Sir (India/France, 2018) [AFI FEST 2018]

For her second film but debut fiction feature, which premiered at this year’s Cannes Critics’ Week, writer-director Rohena Gera takes the formula of the servant-master relationship-turned-love-story between a young widow from a village and a rich male bachelor as a way to address class difference and prejudice within the context of the Indian urban-rural divide. While nothing about Sir is groundbreaking on a visual and formal level, it does tweak said formula on several points and in doing so redirects the formula’s conventional narrative concerns from saccharine romance that claims to resolve class difference and prejudice to discussions about class perspectives and individual female empowerment. Consequently, the film’s title ends up being ironic, perhaps intentionally.

The first third of the film sets up the expectation of a saccharine romance, as it presents episodic-like sequences of Ratna (Tillotama Shome) and her duties as a live-in servant of a modern apartment owned by Ashwin (Vivek Gomber) over a certain period of time. At the beginning of this time period (and film), Ashwin has just broken off his wedding in the United States and flown back to Mumbai to resume his place within the family’s business of construction and development while reaaclimating to being a bachelor. In the midst of family and friends spewing advice on what he should do—either reconnecting with his former fiancée or diving head-first into the dating pool again—Ratna seems to be the only one around him to provide his life with some kind of stability and consistency. Anticipating and knowing a need, she is always ready to provide a drink, snack, or meal at the appointed as well as impromptu times, for Ashwin himself and/or sometimes visitors. Thus far, Ratna is narratively poised to desire nothing more than be the object of affection of a worldly and wealthy man; and marriage to such a man, what else could one want?!

But while the film initially invites the expectation of a full-blown romance between these two characters, and concluding with a happy-ever-after, it gradually subverts these expectations to become something else: about a woman who wants to realise her fullest self on her own terms, even if that paradoxically means abiding by a village code of hierarchy and doubled social isolation/prejudice because she is a widow. Not once does Ratna disown her class or delude herself into thinking that she can discard it, which presents a more complex relationship between identity (formation) and class (difference). (In contrast, Ashwin’s characterisation is simplistically idealised, reductive, and even underdeveloped.)

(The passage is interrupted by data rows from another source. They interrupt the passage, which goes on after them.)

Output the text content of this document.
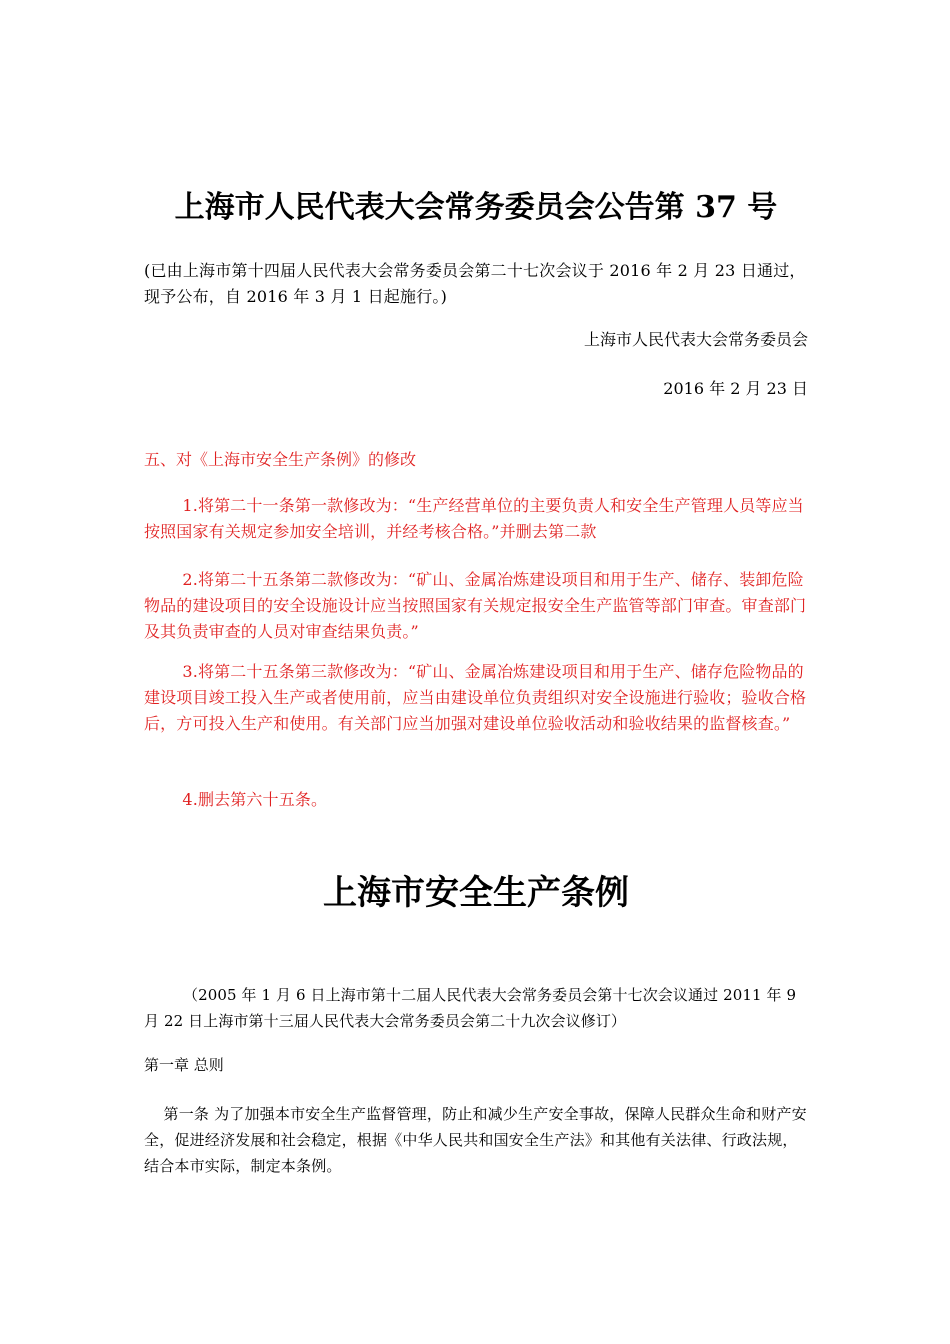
上海市人民代表大会常务委员会公告第 37 号
(已由上海市第十四届人民代表大会常务委员会第二十七次会议于 2016 年 2 月 23 日通过，现予公布，自 2016 年 3 月 1 日起施行。)
上海市人民代表大会常务委员会
2016 年 2 月 23 日
五、对《上海市安全生产条例》的修改
1.将第二十一条第一款修改为：“生产经营单位的主要负责人和安全生产管理人员等应当按照国家有关规定参加安全培训，并经考核合格。”并删去第二款
2.将第二十五条第二款修改为：“矿山、金属冶炼建设项目和用于生产、储存、装卸危险物品的建设项目的安全设施设计应当按照国家有关规定报安全生产监管等部门审查。审查部门及其负责审查的人员对审查结果负责。”
3.将第二十五条第三款修改为：“矿山、金属冶炼建设项目和用于生产、储存危险物品的建设项目竣工投入生产或者使用前，应当由建设单位负责组织对安全设施进行验收；验收合格后，方可投入生产和使用。有关部门应当加强对建设单位验收活动和验收结果的监督核查。”
4.删去第六十五条。
上海市安全生产条例
（2005 年 1 月 6 日上海市第十二届人民代表大会常务委员会第十七次会议通过 2011 年 9 月 22 日上海市第十三届人民代表大会常务委员会第二十九次会议修订）
第一章 总则
第一条 为了加强本市安全生产监督管理，防止和减少生产安全事故，保障人民群众生命和财产安全，促进经济发展和社会稳定，根据《中华人民共和国安全生产法》和其他有关法律、行政法规，结合本市实际，制定本条例。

These narrative and character developments are admittedly refreshing, in that they refuse to box Ratna in a scenario whose sole trajectory is to have her ‘rescued’ from her class, as is the case with Ashwin’s perspective and other films like it. Ashwin does not care what other people might think or say when his desire for a relationship with Ratna emerges. Easy for him to say, the film seems to note. It is Ratna herself who lays it all down clearly: for the rest, she will be regarded as nothing but a servant, if she is regarded at all to begin with. The film’s most convincing moment that expresses Ratna’s all too acute understanding of how she as a representative of her class is perceived by the rich occurs when she serves guests at Ashwin’s mother’s party. As she mingles around clumps of guests and nears them offering a tray of food, the camera trails Ratna closely from behind, such that the camera and by extension the spectator are placed in her position of not one of the guests looking her in the eye and acknowledging her as a person, if they even look her way in the first place. But at no point in the film does it position Ratna as a victim; neither does Ratna herself. As the film further progresses, Ratna is ultimately the one who decides how things develop and resolve themselves, with Ashwin as well as her ambitions of becoming a fashion designer.

For one thing, Ratna is never exclusively defined as a domestic servant and by Ashwin’s apartment. She ventures outdoors, takes the initiative of asking Ashwin for time to apprentice at a tailor and then to take a tailoring course. Yes, much of the film sees her cooking and preparing meals and drinks for Ashwin, which serves to display her work as well as the emotional intimacy that comes with long-term proximity even though they rarely interact socially even when they are at home together. But she is again not defined by her tasks; it is simply her job, one that happened to also allow her to escape being defined and confined as a widow in her village.

Ratna’s job also helps her to further her younger sister Choti’s education. But in no way is she ever painted as a martyr to such a task, especially since her sister has her own ideas of how to go about fulfilling her sense of self in contrast with those of Ratna. Nor is she portrayed as a heroine exercising self restraint and self-effacement. In truth, however she may feel about Ashwin deep down—which she does not express—is outweighed by her ambition to be a designer; hence, perhaps, the romantic scenes being less than convincing.

And she literally has the last word in the film, which also hints at what kind of future interaction she and Ashwin will have, as she wills it.

Sir was shown on November 9 and 13 at AFI FEST.